Свой опыт Кессель набирал главным образом у «Максима» («тарелок много, а есть почти нечего») и в нескольких других ресторанах того же класса. Он хотел как следует прокутить остатки своих миллионов и жил поэтому в отеле «Риц» на Вандомскои площади, что позволяло ему по меньшей мере раз в сутки обозревать церковь Блаженного Августина. Для этого ему нужно было лишь пройти мимо церкви Мадлен («громадина с колоннами, напоминающими потемневшие белые венские сосиски») и подняться по бульвару Мальзерб. Кесселю вспомнился и Блаженный Августин, и «Максим» с его лампами-шарами, когда он рассматривал внутренности байрейтского Вагнеровского театра. Интересно, кто-нибудь проводил когда-нибудь такое исследование: может быть, все эти архитектурные выкрутасы – подсознательное воспоминание автора о его юношеской поездке в Париж? Сейчас, наверное, установить это уже невозможно.
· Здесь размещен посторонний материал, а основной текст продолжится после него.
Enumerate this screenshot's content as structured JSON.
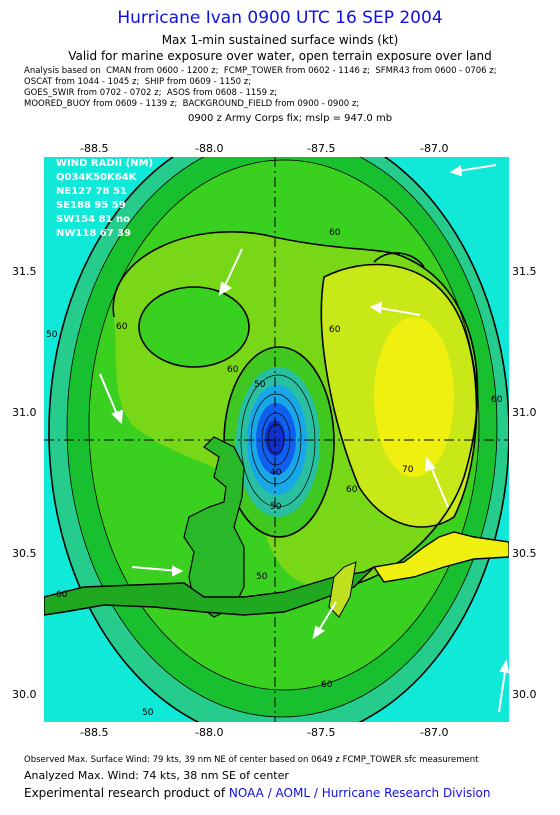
{
  "title": "Hurricane Ivan 0900 UTC 16 SEP 2004",
  "subtitle1": "Max 1-min sustained surface winds (kt)",
  "subtitle2": "Valid for marine exposure over water, open terrain exposure over land",
  "analysis_lines": [
    "Analysis based on  CMAN from 0600 - 1200 z;  FCMP_TOWER from 0602 - 1146 z;  SFMR43 from 0600 - 0706 z;",
    "OSCAT from 1044 - 1045 z;  SHIP from 0609 - 1150 z;",
    "GOES_SWIR from 0702 - 0702 z;  ASOS from 0608 - 1159 z;",
    "MOORED_BUOY from 0609 - 1139 z;  BACKGROUND_FIELD from 0900 - 0900 z;"
  ],
  "fix_line": "0900 z Army Corps fix; mslp = 947.0 mb",
  "wind_radii": {
    "header": "WIND RADII (NM)",
    "columns": "Q034K50K64K",
    "rows": [
      "NE127 78 51",
      "SE188 95 59",
      "SW154 81 no",
      "NW118 67 39"
    ]
  },
  "axes": {
    "lon_ticks": [
      "-88.5",
      "-88.0",
      "-87.5",
      "-87.0"
    ],
    "lat_ticks": [
      "31.5",
      "31.0",
      "30.5",
      "30.0"
    ]
  },
  "contour_labels": [
    "60",
    "60",
    "60",
    "60",
    "60",
    "60",
    "60",
    "50",
    "50",
    "50",
    "50",
    "50",
    "40",
    "70",
    "60"
  ],
  "colors": {
    "title": "#1010e0",
    "cyan": "#10e8d8",
    "green_dark": "#18c030",
    "green": "#3ad020",
    "green_light": "#78d818",
    "yellow_green": "#c8e818",
    "yellow": "#f0f010",
    "eye_blue": "#1060f0"
  },
  "footer": {
    "observed": "Observed Max. Surface Wind: 79 kts, 39 nm NE of center based on 0649 z FCMP_TOWER sfc measurement",
    "analyzed": "Analyzed Max. Wind: 74 kts, 38 nm SE of center",
    "product_prefix": "Experimental research product of ",
    "product_link": "NOAA / AOML / Hurricane Research Division"
  }
}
Кессель, так сказать, проснулся и скосил глаза на дочь. Она внимательно слушала или, во всяком случае, делала вид, что слушала. «Мощной любовью жизнь окрылилась! Счастья расцвет! Радости свет! Тристан! Изольда! Я мир покидаю – жизнь отвергая, тебя обретаю!».[1] Кроме книжки про Байрейт, Кессель купил еще рекламный проспектик с текстом «Тристана». Он хотел прочитать текст, но успел лишь бегло пролистать его; однако и беглый просмотр убедил его, что Вагнера как автора текстов можно смело отнести к любителям восклицательных знаков.
Мой от века!
Чужд навеки!
– поет Изольда. Этот дуэт хорошо известен и действительно красив. Вагнер, видимо, полагал, что написал легкую, немного грустную камерную оперу для развлечения бульварной публики. «Но у меня, например, – говорил Якоб Швальбе, – то и дело возникает вопрос: понимал ли сам Вагнер, какую музыку создал? Я думаю – вряд ли».
Тристан:
О ложь сердца!
Зов грез вещих!
Как-то раз Якоб Швальбе пригласил пару знакомых артистов и устроил у себя дома целый спектакль. Они читали тексты из «Лоэнгрина», без музыки, без всяких иронических замечаний, на полном серьезе, но с дремучим саксонским акцентом. Гости катались со смеху, а Вермут Греф подавился маслиной и чуть не задохнулся. Кессель потом нарочно перечитал текст, чтобы запомнить особенно понравившиеся ему выражения.
Тенор I:
Глянь! Глянь! Там! Ближе, ближе,
Прямо сюда плывет![2]
или:
Фридрих (грустно):
Куда б я ни явился,
Скорей все прочь бегут,
Разбойник бы стыдился
В очи мои взглянуть!
Попутно выяснилось, что Вагнер любит не только восклицательные знаки, но и глагольные рифмы.
Король:
Что несете вы? Что вижу я?
В душе и ужас и тоска!
Ортруда:
Я догадалась, кто лебедь был,
С которым ты тогда приплыл!
И, наконец, два подлинных перла этого текста:
Эльза (оживленно):
Хотелось мне ручьем журчащим виться
И лобызать всегда твои стопы,
Цветком душистым к травке преклониться,
С лаской обвить конец твоей ноги,
и:
Все мужчины:
Германцев сила не в мече,
А лишь в могучей их руке!
И все это с выговором провинциального гэдээровского партработника! Якоб Швальбе одно время даже носился с мыслью продать это шоу какой-нибудь фирме грамзаписи; но ни одну фирму оно, к сожалению, не заинтересовало. Кессель вновь проснулся: «Смутил меня твой чудный блеск…» – запел Тристан.[3] Изнурительная музыка, подумал Кессель, эти вечные колебания между созвучием и диссонансом изнуряют человека, лезут ему в душу. Юдит, жена Якоба Швальбе, которая вообще была очень музыкальна, сказала однажды, когда они все вместе слушали этот дуэт: «Неприличная музыка». При этом она немного смутилась и даже покраснела. Кессель подумал было, что она имеет в виду чисто музыкальную сторону, но – потом он специально спросил Швальбе, потому что это его заинтересовало – оказалось, что фрау Швальбе выразилась в самом прямом, даже физическом смысле. «Это только при тебе она постеснялась высказаться точнее. Но мне она однажды призналась, что женщин эта музыка достает буквально до самого нутра».
О ночь любви,
На нас сойди…
Что ж, ведь это действительно прекрасно, подумал Кессель, пытаясь не отвлекаться и начать наконец внимательно слушать. Да, Пуччини написал бы все это совсем иначе! По крайней мере, короче.